Uma retomada começando pelo turismo domestico, apenas em 2021 e fugindo do overturismo?

 
Pesquisa foi feira em parceria pelo M&E e pela Cap Amazon

Mais uma rodada da pesquisa TERMÔMETRO DO TURISMO, realizada em parceria pelo Mercado & Eventos e pela Cap Amazon, foi divulgada nesta quarta-feira (30). Os resultados mostram que s agentes de viagens estão mais pessimistas em relação a retomada do que nos levantamentos anteriores. Para 45% dos profissionais que responderam o questionário, a volta das viagens e das vendas ocorrerá no primeiro semestre de 2021, 19% apostam no segundo semestre do ano que vem, enquanto outros 19% apontam o mês de dezembro. Foram ouvidos cerca de 300 profissionais de todo o Brasil, com ênfase em São Paulo, Rio de Janeiro, Curitiba, Brasília, Porto Alegre, Manaus e Belém. Das agências pesquisadas, 74% são especializadas em lazer, 9% em corporativo e 17% especializada em nichos específicos. A grande maioria (90%) tem menos de dez funcionários, 8% de dez a 50% e 2% mais de 50. As respostas foram colhidas entre os dias 10 a 30 de setembro. “Lá no começo da pandemia, todos achavam que era uma crise forte, mas que iria passar em um tempo menos. Agora, os agentes de viagens estão percebendo que as perspectivas são muito imprevisíveis”, disse Jean Phillipe Pérol, diretor da Cap Amazon. “Os agentes estão bastante pessimistas se compararmos com a primeira pesquisa, realizada em maio”, completou o executivo, lembrando que na época a maioria apontou que a retomada teria início no mês de setembro.

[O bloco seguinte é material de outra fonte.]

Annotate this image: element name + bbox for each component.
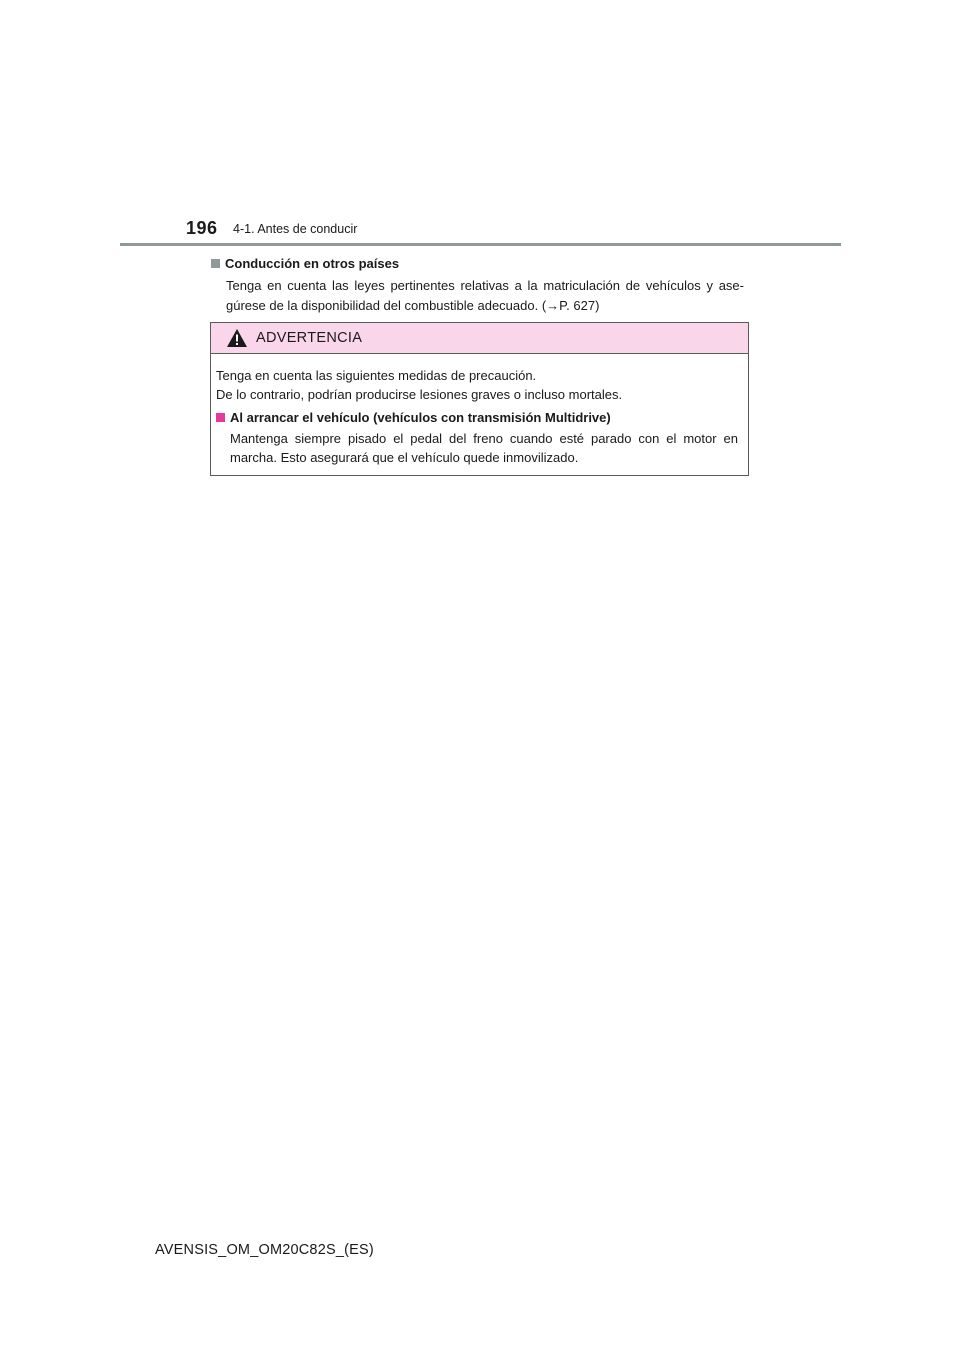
driving-abroad-paragraph: Tenga en cuenta las leyes pertinentes relativas a la matriculación de vehículos y ase-gúrese de la disponibilidad del combustible adecuado. (→P. 627) [226,278,744,313]
sub-heading-text: Conducción en otros países [225,256,400,271]
square-bullet-icon [211,259,220,268]
warning-triangle-icon [226,328,248,348]
page-number: 196 [186,218,218,238]
warning-body [211,354,748,467]
square-bullet-icon [216,413,225,422]
warning-label: ADVERTENCIA [256,330,363,346]
warning-line-1: Tenga en cuenta las siguientes medidas de precaución. [216,368,537,383]
warning-sub-paragraph: Mantenga siempre pisado el pedal del freno cuando esté parado con el motor en marcha. Esto asegurará que el vehículo quede inmovilizado. [230,431,738,465]
document-id: AVENSIS_OM_OM20C82S_(ES) [155,1242,374,1258]
section-title: 4-1. Antes de conducir [233,222,358,236]
warning-sub-heading [216,408,738,427]
warning-line-2: De lo contrario, podrían producirse lesiones graves o incluso mortales. [216,387,623,402]
header-rule [120,243,841,246]
warning-box [210,322,749,476]
warning-header [211,323,748,354]
warning-sub-heading-text: Al arrancar el vehículo (vehículos con transmisión Multidrive) [230,410,611,425]
sub-heading-driving-abroad [211,256,399,271]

Anderson Masetto, editor chefe do Mercado & Eventos, acredita que os resultados atuais apontam mais para uma realidade mais clara do que um aumento do pessimismo. “Em maio, tínhamos o exemplo de países que já tinham saído da crise. Na China, onde tudo começou, por exemplo, ela demorou um tempo menor. Agora, as vendas já estão acontecendo e, por isso, o agente de viagens consegue ter uma perspectiva melhor sobre o que deve acontecer nos próximos meses”, explicou. Outra hipótese levantada por Pérol é o fato da retomada já ter começado e estar sendo encaminhada pelos destinos domésticos, uma vez que – antes da pandemia – muitas destas vendas acabavam não passando pelas mãos dos agentes de viagens. “A diferença de percepção da retomada em maio e agora pode vir deste fato”, disse. A oferta de produtos é outro fator que também pode justificar este pessimismo maior do agente de viagens. Segundo Pérol, os voos, por exemplo estão acontecendo, mas em um volume muito menor do que em 2019.

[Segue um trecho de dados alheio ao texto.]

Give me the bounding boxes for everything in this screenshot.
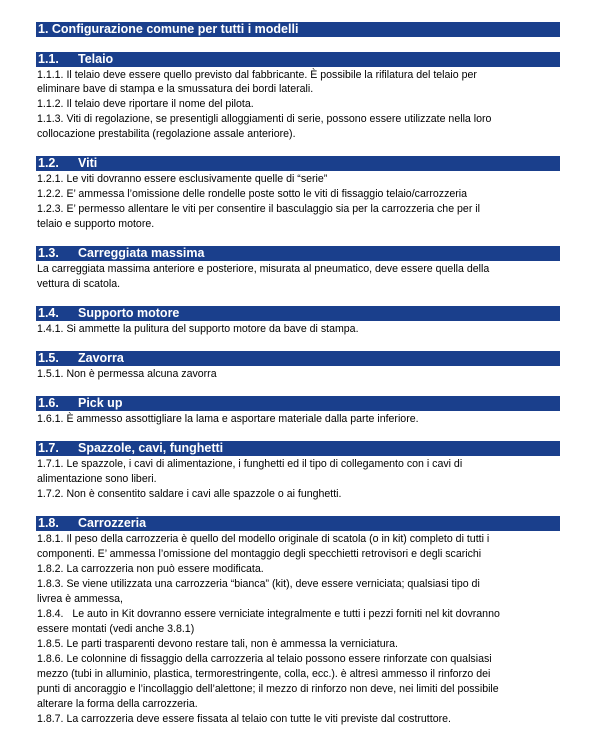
section-heading-spazzole	[36, 441, 560, 456]
paragraph-line: 1.2.2. E’ ammessa l’omissione delle rondelle poste sotto le viti di fissaggio telaio/carrozzeria	[37, 188, 468, 200]
paragraph-line: 1.8.4. Le auto in Kit dovranno essere verniciate integralmente e tutti i pezzi forniti nel kit dovranno	[37, 608, 500, 620]
section-heading-pick-up	[36, 396, 560, 411]
section-number: 1.8.	[38, 516, 59, 530]
section-heading-carreggiata	[36, 246, 560, 261]
section-number: 1.5.	[38, 351, 59, 365]
paragraph-line: essere montati (vedi anche 3.8.1)	[37, 623, 195, 635]
section-title: Viti	[78, 156, 98, 170]
section-heading-telaio	[36, 52, 560, 67]
section-heading-carrozzeria	[36, 516, 560, 531]
paragraph-line: La carreggiata massima anteriore e posteriore, misurata al pneumatico, deve essere quella della	[37, 263, 490, 275]
paragraph-line: 1.1.3. Viti di regolazione, se presentigli alloggiamenti di serie, possono essere utilizzate nella loro	[37, 113, 492, 125]
paragraph-line: livrea è ammessa,	[37, 593, 123, 605]
main-title: 1. Configurazione comune per tutti i modelli	[36, 22, 560, 37]
section-title: Spazzole, cavi, funghetti	[78, 441, 224, 455]
paragraph-line: mezzo (tubi in alluminio, plastica, termorestringente, colla, ecc.). è altresì ammesso il rinforzo dei	[37, 668, 491, 680]
section-number: 1.2.	[38, 156, 59, 170]
paragraph-line: alimentazione sono liberi.	[37, 473, 157, 485]
section-title: Telaio	[78, 52, 114, 66]
paragraph-line: 1.6.1. È ammesso assottigliare la lama e asportare materiale dalla parte inferiore.	[37, 413, 419, 425]
paragraph-line: 1.8.6. Le colonnine di fissaggio della carrozzeria al telaio possono essere rinforzate con qualsiasi	[37, 653, 492, 665]
section-title: Zavorra	[78, 351, 124, 365]
paragraph-line: 1.7.1. Le spazzole, i cavi di alimentazione, i funghetti ed il tipo di collegamento con i cavi di	[37, 458, 463, 470]
paragraph-line: vettura di scatola.	[37, 278, 121, 290]
paragraph-line: punti di ancoraggio e l’incollaggio dell’alettone; il mezzo di rinforzo non deve, nei limiti del possibile	[37, 683, 499, 695]
section-number: 1.4.	[38, 306, 59, 320]
paragraph-line: 1.8.2. La carrozzeria non può essere modificata.	[37, 563, 264, 575]
paragraph-line: 1.1.1. Il telaio deve essere quello previsto dal fabbricante. È possibile la rifilatura del telaio per	[37, 69, 477, 81]
paragraph-line: 1.8.1. Il peso della carrozzeria è quello del modello originale di scatola (o in kit) completo di tutti i	[37, 533, 490, 545]
paragraph-line: 1.2.3. E’ permesso allentare le viti per consentire il basculaggio sia per la carrozzeria che per il	[37, 203, 480, 215]
section-number: 1.3.	[38, 246, 59, 260]
section-heading-supporto-motore	[36, 306, 560, 321]
section-heading-zavorra	[36, 351, 560, 366]
section-title: Carreggiata massima	[78, 246, 205, 260]
paragraph-line: 1.5.1. Non è permessa alcuna zavorra	[37, 368, 217, 380]
paragraph-line: 1.2.1. Le viti dovranno essere esclusivamente quelle di “serie”	[37, 173, 328, 185]
section-title: Carrozzeria	[78, 516, 147, 530]
paragraph-line: componenti. E’ ammessa l’omissione del montaggio degli specchietti retrovisori e degli scarichi	[37, 548, 482, 560]
section-number: 1.7.	[38, 441, 59, 455]
section-number: 1.6.	[38, 396, 59, 410]
section-title: Pick up	[78, 396, 123, 410]
paragraph-line: 1.4.1. Si ammette la pulitura del supporto motore da bave di stampa.	[37, 323, 359, 335]
paragraph-line: 1.8.3. Se viene utilizzata una carrozzeria “bianca” (kit), deve essere verniciata; qualsiasi tipo di	[37, 578, 480, 590]
paragraph-line: 1.8.5. Le parti trasparenti devono restare tali, non è ammessa la verniciatura.	[37, 638, 398, 650]
paragraph-line: 1.1.2. Il telaio deve riportare il nome del pilota.	[37, 98, 254, 110]
paragraph-line: 1.7.2. Non è consentito saldare i cavi alle spazzole o ai funghetti.	[37, 488, 342, 500]
section-title: Supporto motore	[78, 306, 180, 320]
paragraph-line: alterare la forma della carrozzeria.	[37, 698, 198, 710]
paragraph-line: collocazione prestabilita (regolazione assale anteriore).	[37, 128, 296, 140]
paragraph-line: eliminare bave di stampa e la smussatura dei bordi laterali.	[37, 83, 314, 95]
section-number: 1.1.	[38, 52, 59, 66]
paragraph-line: 1.8.7. La carrozzeria deve essere fissata al telaio con tutte le viti previste dal costruttore.	[37, 713, 451, 725]
paragraph-line: telaio e supporto motore.	[37, 218, 155, 230]
section-heading-viti	[36, 156, 560, 171]
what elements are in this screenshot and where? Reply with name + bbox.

Nas pesquisas anteriores, os agentes de viagens apontaram as viagens pelo Brasil como o principal carro-chefe da retomada. Por isso, nesta terceira rodada foi incluída uma pergunta sobre quais regiões do País teriam uma volta mais rápida do fluxo de turistas. Como esperado o Nordeste ficou na liderança, com 37%, seguido do Sudeste, com 30%, Sul com 22% e Norte com 8%. O Centro Oeste ficou com 2%. “O doméstico é, de longe, o que está mais adiantado em termos de retomada. Aparentemente, o Nordeste é aquele que está aproveitando isso melhor”, destacou Pérol. “Nenhuma surpresa em ver o Nordeste na frente, mas é importante destacar o Sudeste em segundo lugar com 30%. A região é o maior pólo emissor do País e isso reflete a tendência de viagens a lugares próximos neste início de retomada, como o paulista viajando pelo próprio estado, por exemplo”, complementou Masetto. Para Pérol, existem dois fatores que podem ser explicados neste resultado. O primeiro é a viagem para a visita de familiares e amigos, colocada como uma das primeiras modalidades a retornar. O outro, que é um fenômeno mundial, são as viagens de carro para destinos a até 250 quilômetros de distância. “Isso aumentou muito e substitui, em muitos casos, a viagem de avião. Acredito que há muito mais paulistas que viajam para as praias próximas e interior hoje e o mesmo ocorre em outros estados. As pessoas estão indo conhecer pontos turísticos mais próximos”, contou. “Acredito que esta tendência irá continuar no pós-pandemia”, completou.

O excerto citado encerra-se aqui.